She believed if she raised a slogan from the world’s highest peak she would be heard.
Her message: ‘Fight Against Human Trafficking’.
Kanchhi Maya Tamang, a trafficking survivor, summited Mt Everest with the message on Sunday, becoming the first to climb the world’s highest peak for women empowerment and gender equality, according to UN Women Nepal.
She is also the first Tamang woman from Nepal to scale the 8,848-metre peak.
Tamang also carried a banner through her arduous trek that read, “We are people, not property”.
Not alone in her belief, the returnee migrant worker from Sindhupalchowk -- a three-hour drive from capital Kathmandu -- was accompanied by 19 other climbers who found a fair weather to make final summit pushes.
Tamang reached the peak at 6:00 am, officials said.
In association with UN Women, Tamang and Pemba Dorje Sherpa climbed Mt Everest to spread the message from the roof of the world.
It was the first time that someone climbed Mt Everest for women’s empowerment and gender equality,
“Dorje has scaled Mt Everest 16 times,” said Gyanendra Shrestha, a liaison officer at the ministry of culture, tourism and civil aviation.
Besides Kanchhi Maya and Pemba Dorje, the 19 other climbers included nine Nepalese and the rest were foreigners.
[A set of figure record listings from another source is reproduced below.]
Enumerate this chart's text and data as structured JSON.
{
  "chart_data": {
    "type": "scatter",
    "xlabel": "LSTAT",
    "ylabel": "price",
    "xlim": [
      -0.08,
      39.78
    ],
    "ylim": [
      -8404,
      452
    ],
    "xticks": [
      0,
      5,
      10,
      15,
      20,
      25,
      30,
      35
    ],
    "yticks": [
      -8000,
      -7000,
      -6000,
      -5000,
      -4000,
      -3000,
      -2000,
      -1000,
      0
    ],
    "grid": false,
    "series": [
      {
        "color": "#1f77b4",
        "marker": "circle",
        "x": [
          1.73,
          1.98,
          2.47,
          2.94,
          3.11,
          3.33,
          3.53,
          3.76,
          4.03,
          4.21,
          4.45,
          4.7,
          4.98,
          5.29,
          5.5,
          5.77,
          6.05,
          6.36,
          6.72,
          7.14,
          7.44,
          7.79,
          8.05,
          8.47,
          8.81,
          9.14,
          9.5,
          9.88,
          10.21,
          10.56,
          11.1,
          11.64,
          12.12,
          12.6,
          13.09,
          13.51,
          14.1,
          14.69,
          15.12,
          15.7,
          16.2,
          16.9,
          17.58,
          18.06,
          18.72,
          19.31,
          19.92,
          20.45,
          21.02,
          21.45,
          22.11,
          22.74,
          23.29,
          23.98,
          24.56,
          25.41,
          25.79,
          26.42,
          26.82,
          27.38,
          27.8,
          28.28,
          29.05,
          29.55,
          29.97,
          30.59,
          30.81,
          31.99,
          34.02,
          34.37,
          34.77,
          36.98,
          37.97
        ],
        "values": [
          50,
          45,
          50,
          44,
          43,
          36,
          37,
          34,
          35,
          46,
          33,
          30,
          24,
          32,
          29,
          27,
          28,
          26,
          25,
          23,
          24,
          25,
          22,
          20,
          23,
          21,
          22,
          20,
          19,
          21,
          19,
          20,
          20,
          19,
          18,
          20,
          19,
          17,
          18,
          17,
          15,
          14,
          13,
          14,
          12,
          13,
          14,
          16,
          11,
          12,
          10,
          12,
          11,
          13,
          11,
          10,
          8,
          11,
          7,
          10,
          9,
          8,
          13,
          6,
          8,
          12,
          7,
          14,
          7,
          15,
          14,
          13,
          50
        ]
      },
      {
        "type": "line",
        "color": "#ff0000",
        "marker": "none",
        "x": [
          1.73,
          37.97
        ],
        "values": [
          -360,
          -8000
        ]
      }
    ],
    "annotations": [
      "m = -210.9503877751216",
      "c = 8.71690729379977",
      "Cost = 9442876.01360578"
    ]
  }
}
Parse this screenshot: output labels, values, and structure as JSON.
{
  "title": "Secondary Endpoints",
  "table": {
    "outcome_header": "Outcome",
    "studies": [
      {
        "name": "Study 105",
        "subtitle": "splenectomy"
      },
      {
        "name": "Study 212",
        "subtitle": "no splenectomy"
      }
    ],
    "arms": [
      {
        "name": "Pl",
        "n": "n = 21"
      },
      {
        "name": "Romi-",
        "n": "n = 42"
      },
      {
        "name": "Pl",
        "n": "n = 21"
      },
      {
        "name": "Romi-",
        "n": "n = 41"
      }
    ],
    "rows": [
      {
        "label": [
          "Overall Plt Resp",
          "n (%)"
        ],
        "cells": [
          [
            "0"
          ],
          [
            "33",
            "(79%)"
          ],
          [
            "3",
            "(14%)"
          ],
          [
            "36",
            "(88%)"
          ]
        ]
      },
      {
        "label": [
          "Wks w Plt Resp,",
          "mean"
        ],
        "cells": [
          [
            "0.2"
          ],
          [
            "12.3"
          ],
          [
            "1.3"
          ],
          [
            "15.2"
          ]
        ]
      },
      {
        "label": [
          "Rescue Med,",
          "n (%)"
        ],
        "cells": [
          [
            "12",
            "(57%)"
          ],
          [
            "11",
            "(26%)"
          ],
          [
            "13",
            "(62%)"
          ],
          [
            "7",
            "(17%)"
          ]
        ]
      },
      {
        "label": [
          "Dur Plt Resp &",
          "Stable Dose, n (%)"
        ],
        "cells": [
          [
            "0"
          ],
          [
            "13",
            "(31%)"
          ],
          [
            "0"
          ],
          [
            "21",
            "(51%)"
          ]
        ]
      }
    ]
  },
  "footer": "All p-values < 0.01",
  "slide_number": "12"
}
Everest has seen a record number of climbers this season due to a backlog resulting from the 2014 and 2015 avalanches.
More than 375 climbers from around the world have been waiting for weather to improve to make summit attempts.
As many as 25 climbers, including six Indians, stood atop the world’s highest peak from the Tibetan side after nine rope-fixing Sherpas opened a climbing route to the summit point earlier this month.
Officials say nearly 150 climbers will make their final summit pushes from north side within the next couple of days.